Source: ABC News
Sigma Alpha Epsilon’s national headquarters closed its chapter at the University of Oklahoma Sunday after a video emerged purportedly showing members of the chapter singing a racist chant.
The video quickly gained visibility online. It was obtained and posted to Twitter by Unheard, which describes itself as “an alliance of black students organized for change within campus administration and atmosphere.” The video shows young men on a bus chanting, “There will never be a n—-r at SAE.”
The tweet, directed at OU president David Boren, said “Racism is alive at The University of Oklahoma.”
Students at the university planned to demonstrate on the Norman, Oklahoma, campus at 7:30 a.m. local time. A prayer vigil was held Sunday night.
The frat house was vandalized overnight, defaced with graffiti.
Chelsea Davis, one of two co-directors of Unheard, said the video was recorded during the weekend. Unheard was started at the beginning of the semester to demand change, especially relating to diversity issues, Davis said.
“Clearly in that video, that is nothing new. That is nothing that just sparks up overnight. That is a chant that was well-known, well-versed, and seemed to be OK with everybody that was involved,” said Davis, a junior at the university.
Boren responded on Twitter, saying, “If the video is indeed of OU students, this behavior will not be tolerated and is contrary to all of our values.”
In a statement, the national SAE organization said it closed the Oklahoma Kappa chapter at the University of Oklahoma and suspended all of the fraternity’s members — and the members involved with the incident could have their membership privileges revoked permanently.
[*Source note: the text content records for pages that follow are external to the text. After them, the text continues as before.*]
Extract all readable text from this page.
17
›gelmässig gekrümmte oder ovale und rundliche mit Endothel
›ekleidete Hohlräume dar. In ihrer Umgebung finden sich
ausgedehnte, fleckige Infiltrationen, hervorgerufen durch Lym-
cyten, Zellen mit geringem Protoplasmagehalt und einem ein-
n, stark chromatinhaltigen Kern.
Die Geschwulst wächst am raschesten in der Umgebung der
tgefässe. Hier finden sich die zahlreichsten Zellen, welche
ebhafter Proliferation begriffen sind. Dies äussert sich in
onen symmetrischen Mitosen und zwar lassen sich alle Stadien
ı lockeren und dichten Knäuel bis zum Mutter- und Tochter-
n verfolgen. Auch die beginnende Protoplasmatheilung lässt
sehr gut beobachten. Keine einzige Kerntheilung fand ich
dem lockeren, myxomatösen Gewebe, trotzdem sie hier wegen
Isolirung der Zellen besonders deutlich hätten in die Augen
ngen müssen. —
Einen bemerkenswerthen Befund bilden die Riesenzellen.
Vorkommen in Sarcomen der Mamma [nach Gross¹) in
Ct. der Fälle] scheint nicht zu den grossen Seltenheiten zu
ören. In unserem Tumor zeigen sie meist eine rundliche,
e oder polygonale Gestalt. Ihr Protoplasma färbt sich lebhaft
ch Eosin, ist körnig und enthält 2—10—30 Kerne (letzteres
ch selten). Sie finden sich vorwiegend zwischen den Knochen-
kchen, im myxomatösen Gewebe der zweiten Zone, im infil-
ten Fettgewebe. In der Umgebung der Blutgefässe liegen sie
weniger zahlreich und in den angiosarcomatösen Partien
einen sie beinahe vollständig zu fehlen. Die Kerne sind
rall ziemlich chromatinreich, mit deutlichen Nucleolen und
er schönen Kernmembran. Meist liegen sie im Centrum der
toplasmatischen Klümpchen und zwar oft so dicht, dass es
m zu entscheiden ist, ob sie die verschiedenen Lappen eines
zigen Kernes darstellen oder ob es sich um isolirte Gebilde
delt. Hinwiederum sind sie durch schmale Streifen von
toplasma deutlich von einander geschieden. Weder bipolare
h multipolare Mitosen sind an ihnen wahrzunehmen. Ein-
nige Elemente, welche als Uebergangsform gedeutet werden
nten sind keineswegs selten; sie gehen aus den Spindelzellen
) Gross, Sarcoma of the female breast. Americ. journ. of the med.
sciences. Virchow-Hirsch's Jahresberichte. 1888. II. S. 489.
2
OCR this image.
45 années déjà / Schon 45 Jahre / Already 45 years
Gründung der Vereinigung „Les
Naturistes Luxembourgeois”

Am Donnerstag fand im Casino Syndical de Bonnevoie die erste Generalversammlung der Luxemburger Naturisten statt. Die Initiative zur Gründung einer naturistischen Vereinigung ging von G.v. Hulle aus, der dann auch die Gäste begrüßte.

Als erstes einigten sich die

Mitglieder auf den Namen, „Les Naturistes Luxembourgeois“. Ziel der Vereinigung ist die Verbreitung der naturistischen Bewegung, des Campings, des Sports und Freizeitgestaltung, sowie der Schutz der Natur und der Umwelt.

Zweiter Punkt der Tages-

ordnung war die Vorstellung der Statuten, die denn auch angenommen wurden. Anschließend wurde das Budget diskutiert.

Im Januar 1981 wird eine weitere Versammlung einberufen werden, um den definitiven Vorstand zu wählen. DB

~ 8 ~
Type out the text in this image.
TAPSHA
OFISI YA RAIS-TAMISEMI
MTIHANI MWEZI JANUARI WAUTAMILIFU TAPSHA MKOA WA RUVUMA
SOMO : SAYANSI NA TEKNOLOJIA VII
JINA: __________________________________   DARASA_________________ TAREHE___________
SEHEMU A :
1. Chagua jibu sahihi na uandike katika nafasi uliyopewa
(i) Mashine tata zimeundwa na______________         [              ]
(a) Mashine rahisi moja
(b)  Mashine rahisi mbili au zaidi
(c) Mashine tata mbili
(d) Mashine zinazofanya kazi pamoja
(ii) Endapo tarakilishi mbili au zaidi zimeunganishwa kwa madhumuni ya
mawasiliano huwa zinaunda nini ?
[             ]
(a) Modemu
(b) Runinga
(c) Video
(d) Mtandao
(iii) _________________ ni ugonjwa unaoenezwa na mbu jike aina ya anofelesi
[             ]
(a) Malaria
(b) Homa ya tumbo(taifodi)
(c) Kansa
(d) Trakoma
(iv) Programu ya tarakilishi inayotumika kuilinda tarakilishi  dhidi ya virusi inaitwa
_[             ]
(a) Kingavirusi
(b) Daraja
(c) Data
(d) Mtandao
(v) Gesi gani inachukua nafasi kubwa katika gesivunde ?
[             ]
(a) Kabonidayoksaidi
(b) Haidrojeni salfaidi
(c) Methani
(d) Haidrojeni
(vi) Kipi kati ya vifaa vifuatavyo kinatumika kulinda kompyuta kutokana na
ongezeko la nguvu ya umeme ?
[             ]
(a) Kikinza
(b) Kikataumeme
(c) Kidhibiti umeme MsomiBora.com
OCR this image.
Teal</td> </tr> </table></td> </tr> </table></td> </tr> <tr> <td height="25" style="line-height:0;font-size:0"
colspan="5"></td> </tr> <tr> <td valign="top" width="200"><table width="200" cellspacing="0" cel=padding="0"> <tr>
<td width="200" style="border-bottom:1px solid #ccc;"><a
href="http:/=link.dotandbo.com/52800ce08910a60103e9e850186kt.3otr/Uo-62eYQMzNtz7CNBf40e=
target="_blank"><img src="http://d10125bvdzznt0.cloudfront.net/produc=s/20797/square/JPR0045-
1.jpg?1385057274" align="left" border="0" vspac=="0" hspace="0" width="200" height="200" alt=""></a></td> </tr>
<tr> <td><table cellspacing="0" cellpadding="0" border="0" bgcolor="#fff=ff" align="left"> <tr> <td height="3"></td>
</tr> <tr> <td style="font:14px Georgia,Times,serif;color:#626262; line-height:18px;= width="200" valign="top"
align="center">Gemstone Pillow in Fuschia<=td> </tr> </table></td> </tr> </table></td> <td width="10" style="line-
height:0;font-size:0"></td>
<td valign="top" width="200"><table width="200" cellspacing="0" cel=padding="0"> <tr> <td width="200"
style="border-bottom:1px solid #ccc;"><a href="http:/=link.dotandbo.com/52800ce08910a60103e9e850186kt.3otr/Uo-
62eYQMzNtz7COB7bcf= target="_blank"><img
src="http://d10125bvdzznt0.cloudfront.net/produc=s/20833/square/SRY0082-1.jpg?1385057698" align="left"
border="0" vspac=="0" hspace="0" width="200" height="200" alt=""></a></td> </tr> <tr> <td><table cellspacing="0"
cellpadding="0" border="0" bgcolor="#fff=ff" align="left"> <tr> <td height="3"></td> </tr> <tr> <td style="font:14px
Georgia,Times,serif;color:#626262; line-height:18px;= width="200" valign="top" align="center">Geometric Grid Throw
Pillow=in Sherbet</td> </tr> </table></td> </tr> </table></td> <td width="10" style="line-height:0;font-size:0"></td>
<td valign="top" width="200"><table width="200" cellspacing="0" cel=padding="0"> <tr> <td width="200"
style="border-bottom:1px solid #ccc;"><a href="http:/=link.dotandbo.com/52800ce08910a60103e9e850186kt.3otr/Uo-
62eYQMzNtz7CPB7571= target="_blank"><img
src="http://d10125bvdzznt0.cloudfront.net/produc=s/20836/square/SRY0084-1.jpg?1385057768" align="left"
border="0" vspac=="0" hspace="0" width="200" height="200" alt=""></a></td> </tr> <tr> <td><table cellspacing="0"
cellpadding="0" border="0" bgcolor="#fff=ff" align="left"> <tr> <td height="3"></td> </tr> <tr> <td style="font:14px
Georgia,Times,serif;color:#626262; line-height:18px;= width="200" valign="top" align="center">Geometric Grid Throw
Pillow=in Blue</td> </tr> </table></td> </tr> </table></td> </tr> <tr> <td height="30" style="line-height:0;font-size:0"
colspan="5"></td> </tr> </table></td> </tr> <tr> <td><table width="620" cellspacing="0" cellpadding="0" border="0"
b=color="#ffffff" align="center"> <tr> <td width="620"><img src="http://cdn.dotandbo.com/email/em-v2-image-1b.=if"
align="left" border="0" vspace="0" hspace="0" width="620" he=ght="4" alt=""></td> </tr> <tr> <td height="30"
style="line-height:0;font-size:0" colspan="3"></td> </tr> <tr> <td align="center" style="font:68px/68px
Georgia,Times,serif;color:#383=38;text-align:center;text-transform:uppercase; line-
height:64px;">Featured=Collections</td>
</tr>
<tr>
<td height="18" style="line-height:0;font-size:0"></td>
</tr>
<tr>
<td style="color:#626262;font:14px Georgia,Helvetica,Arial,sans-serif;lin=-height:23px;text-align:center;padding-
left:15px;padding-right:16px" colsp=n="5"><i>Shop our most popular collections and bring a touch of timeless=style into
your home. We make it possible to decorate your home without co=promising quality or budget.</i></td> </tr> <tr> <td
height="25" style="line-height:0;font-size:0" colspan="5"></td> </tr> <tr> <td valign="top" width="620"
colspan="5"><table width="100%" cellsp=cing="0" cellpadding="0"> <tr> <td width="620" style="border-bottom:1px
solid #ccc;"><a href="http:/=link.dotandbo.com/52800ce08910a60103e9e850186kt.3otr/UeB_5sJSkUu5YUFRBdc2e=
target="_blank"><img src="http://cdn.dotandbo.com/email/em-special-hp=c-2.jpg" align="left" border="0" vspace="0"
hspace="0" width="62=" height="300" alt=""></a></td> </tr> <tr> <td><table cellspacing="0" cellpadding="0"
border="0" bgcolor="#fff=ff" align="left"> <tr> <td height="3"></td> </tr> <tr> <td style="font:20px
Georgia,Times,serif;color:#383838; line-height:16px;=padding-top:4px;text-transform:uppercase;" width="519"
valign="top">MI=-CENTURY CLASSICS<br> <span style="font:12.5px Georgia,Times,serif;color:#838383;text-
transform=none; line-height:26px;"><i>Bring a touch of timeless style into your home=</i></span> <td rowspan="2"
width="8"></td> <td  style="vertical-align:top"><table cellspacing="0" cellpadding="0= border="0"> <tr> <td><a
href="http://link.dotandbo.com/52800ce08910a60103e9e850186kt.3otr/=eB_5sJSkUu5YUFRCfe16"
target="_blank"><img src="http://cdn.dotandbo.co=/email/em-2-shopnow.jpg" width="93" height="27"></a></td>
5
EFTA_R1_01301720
“We apologize for the unacceptable and racist behavior of the individuals in the video, and we are disgusted that any member would act in such a way. Furthermore, we are embarrassed by this video and offer our empathy not only to anyone outside the organization who is offended but also to our brothers who come from a wide range of backgrounds, cultures and ethnicities,” Sigma Alpha Epsilon wrote in an online statement.